À chaque publication que nous postons, la faisons-nous dans l’intérêt supérieur de nos enfants, ou par besoin de flatter notre propre ego, de démontrer notre parentalité exemplaire voire parfois d’humilier sa progéniture que l’on ferait pleurer pour quelques vues en plus ?

Les chiffres du sharenting ont été exposés et réexposés : 50% des contenus diffusés sur les sites pédocriminels proviennent de publications privées postées par des parents sur des réseaux accessibles au public. À l’âge de 13 ans, un enfant a déjà en moyenne 1 300 clichés de lui qui circulent sur internet.

Avons-nous la certitude que l’intégralité de nos contacts, de ce vague collègue croisé en afterwork à cet ami d’ami ajouté en 2019 après un EVG n’aura de pensée malsaine ?

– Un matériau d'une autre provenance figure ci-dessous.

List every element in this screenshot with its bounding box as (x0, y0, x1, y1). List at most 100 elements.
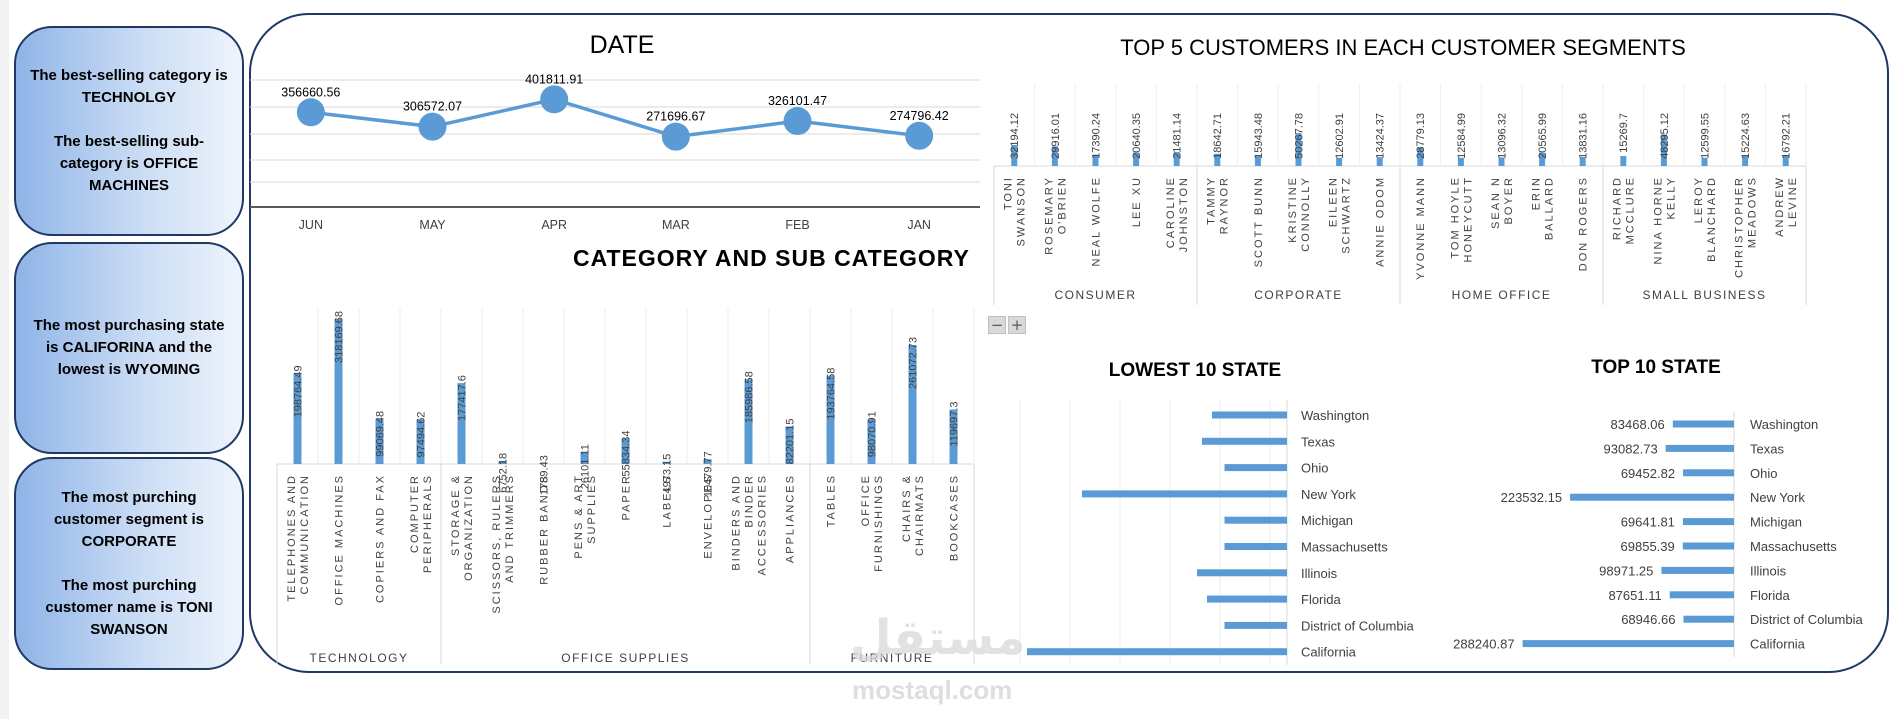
x-tick-label-line: ENVELOPES (702, 474, 714, 559)
bar (539, 463, 548, 464)
data-label: 15943.48 (1253, 113, 1265, 159)
x-tick-label-line: AND TRIMMERS (504, 474, 516, 583)
bar (744, 379, 753, 464)
x-tick-label: OFFICE FURNISHINGS (860, 474, 885, 572)
data-label: 271696.67 (646, 110, 705, 124)
data-label-line: 177417.6 (456, 375, 468, 421)
data-label: 50267.78 (1293, 113, 1305, 159)
bar (1522, 640, 1734, 648)
data-label-line: 15943.48 (1253, 113, 1265, 159)
x-tick-label-line: BLANCHARD (1706, 176, 1718, 262)
bar (1672, 420, 1734, 428)
bar (1011, 144, 1018, 166)
data-label-line: 26101.11 (579, 444, 591, 489)
data-point (905, 121, 934, 150)
x-tick-label-line: NINA HORNE (1652, 176, 1664, 264)
x-tick-label-line: BINDER (743, 474, 755, 528)
x-tick-label-line: PENS & ART (573, 474, 585, 559)
x-tick-label-line: ANNIE ODOM (1375, 176, 1387, 267)
x-tick-label: STORAGE & ORGANIZATION (450, 474, 475, 581)
x-tick-label: BINDERS AND BINDER ACCESSORIES (730, 474, 768, 575)
zoom-out-button[interactable]: − (988, 316, 1006, 334)
data-label: 13096.32 (1496, 113, 1508, 159)
data-label: 6752.18 (497, 453, 509, 493)
y-tick-label: Massachusetts (1301, 540, 1388, 555)
data-label: 21481.14 (1172, 113, 1184, 159)
x-tick-label-line: LEE XU (1131, 176, 1143, 227)
bar (1376, 157, 1383, 166)
data-label: 12602.91 (1334, 113, 1346, 159)
bar (1683, 469, 1734, 477)
x-tick-label-line: ACCESSORIES (756, 474, 768, 575)
bar (1212, 411, 1287, 419)
group-label: OFFICE SUPPLIES (561, 651, 690, 665)
data-label: 93082.73 (1604, 441, 1658, 456)
bar (1051, 146, 1058, 166)
x-tick-label-line: BALLARD (1543, 176, 1555, 240)
data-label-line: 55834.34 (620, 431, 632, 477)
zoom-in-button[interactable]: + (1008, 316, 1026, 334)
x-tick-label: SCISSORS, RULERS AND TRIMMERS (491, 474, 516, 614)
x-tick-label-line: TELEPHONES AND (286, 474, 298, 602)
data-label-line: 12602.91 (1334, 113, 1346, 159)
data-label: 28779.13 (1415, 113, 1427, 159)
bar (1092, 154, 1099, 166)
y-tick-label: Texas (1750, 441, 1784, 456)
y-tick-label: Florida (1301, 592, 1342, 607)
data-point (296, 98, 325, 127)
data-label: 48295.12 (1659, 113, 1671, 159)
bar (1027, 648, 1287, 656)
dashboard-panel (249, 13, 1889, 673)
x-tick-label: FEB (785, 218, 809, 232)
bar (867, 419, 876, 464)
insight-text: The most purching customer name is TONI … (45, 576, 213, 638)
bar (580, 452, 589, 464)
x-tick-label: YVONNE MANN (1415, 176, 1427, 280)
chart-title: LOWEST 10 STATE (1109, 360, 1281, 381)
x-tick-label: RUBBER BANDS (538, 474, 550, 585)
x-tick-label: TABLES (825, 474, 837, 527)
x-tick-label: SEAN N BOYER (1490, 176, 1515, 229)
x-tick-label: DON ROGERS (1578, 176, 1590, 271)
bar (662, 461, 671, 464)
x-tick-label-line: STORAGE & (450, 474, 462, 556)
bar (1661, 566, 1734, 574)
data-label: 15269.7 (1618, 113, 1630, 153)
x-tick-label: PENS & ART SUPPLIES (573, 474, 598, 559)
bar (1539, 152, 1546, 166)
data-label: 98070.91 (866, 411, 878, 457)
bar (334, 318, 343, 464)
data-label-line: 13096.32 (1496, 113, 1508, 159)
bar (1224, 621, 1287, 629)
group-label: SMALL BUSINESS (1643, 288, 1767, 302)
data-label-line: 17390.24 (1090, 113, 1102, 159)
x-tick-label: ROSEMARY O'BRIEN (1043, 176, 1068, 255)
x-tick-label-line: ROSEMARY (1043, 176, 1055, 255)
bar (1254, 155, 1261, 166)
y-tick-label: Florida (1750, 588, 1791, 603)
data-label-line: 48295.12 (1659, 113, 1671, 159)
x-tick-label-line: SCHWARTZ (1340, 176, 1352, 254)
bar (826, 375, 835, 464)
watermark-logo: مستقل (850, 610, 1026, 666)
x-tick-label: APR (541, 218, 567, 232)
data-label: 15224.63 (1740, 113, 1752, 159)
bar (1224, 464, 1287, 472)
data-label-line: 50267.78 (1293, 113, 1305, 159)
x-tick-label-line: PAPER (620, 474, 632, 520)
x-tick-label-line: SUPPLIES (586, 474, 598, 544)
x-tick-label-line: APPLIANCES (784, 474, 796, 563)
bar (1620, 156, 1627, 166)
group-label: FURNITURE (851, 651, 934, 665)
data-label: 4973.15 (661, 454, 673, 494)
data-label: 13831.16 (1578, 113, 1590, 159)
data-label-line: 318169.68 (333, 311, 345, 363)
bar (1665, 444, 1734, 452)
x-tick-label-line: LABELS (661, 474, 673, 528)
x-tick-label: BOOKCASES (948, 474, 960, 561)
x-tick-label: APPLIANCES (784, 474, 796, 563)
x-tick-label-line: COMPUTER (409, 474, 421, 553)
data-label: 55834.34 (620, 431, 632, 477)
x-tick-label: COMPUTER PERIPHERALS (409, 474, 434, 573)
left-edge-strip (0, 0, 9, 719)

À chaque pression sur le bouton « publier », sommes-nous en train de passer un « temps de qualité et d’attention», ce fameux temps scruté par les professionnels de l’enfance lors des rencontres médiatisées, avec notre descendance, ou devisons-nous sur le nombre de vues qu’atteindra l’œuvre picturale ?

L’autorité parentale, ce n’est pas jouir d’un droit à l’image comme de sa propre marque, c’est protéger l’image, le corps et l’innocence.

Sacraliser le droit à la vie privée de l’enfant

C’est n’avoir que trop conscience que l’enfant se confrontera bien trop vite aux pressions, moqueries et admirations de leana94 et jayzzzz pour le préserver du regard des adultes.

L’article 373-2-6 donne pouvoir au juge d’interdire la diffusion de l’image d’un enfant, en l’absence d’accord des deux parents.

À l’heure où la loi intégrale revient dans le débat parlementaire, une proposition responsable voudrait que l’on renforce l’article 372-1 du Code civil en y inscrivant que les parents s’interdisent d’eux-mêmes de faire usage de l’image de leur enfant en dehors d’un contexte privé.

Comme le Royaume-Uni s’est illustré par ses interdictions générationnelles d’acheter du tabac, ou l’Australie par son interdiction des réseaux au moins de 16 ans, la France prendrait une position législative forte en sacralisant le droit à la vie privée de l’enfant, protégée par ses parents avant que le juge n’ait besoin d’intervenir.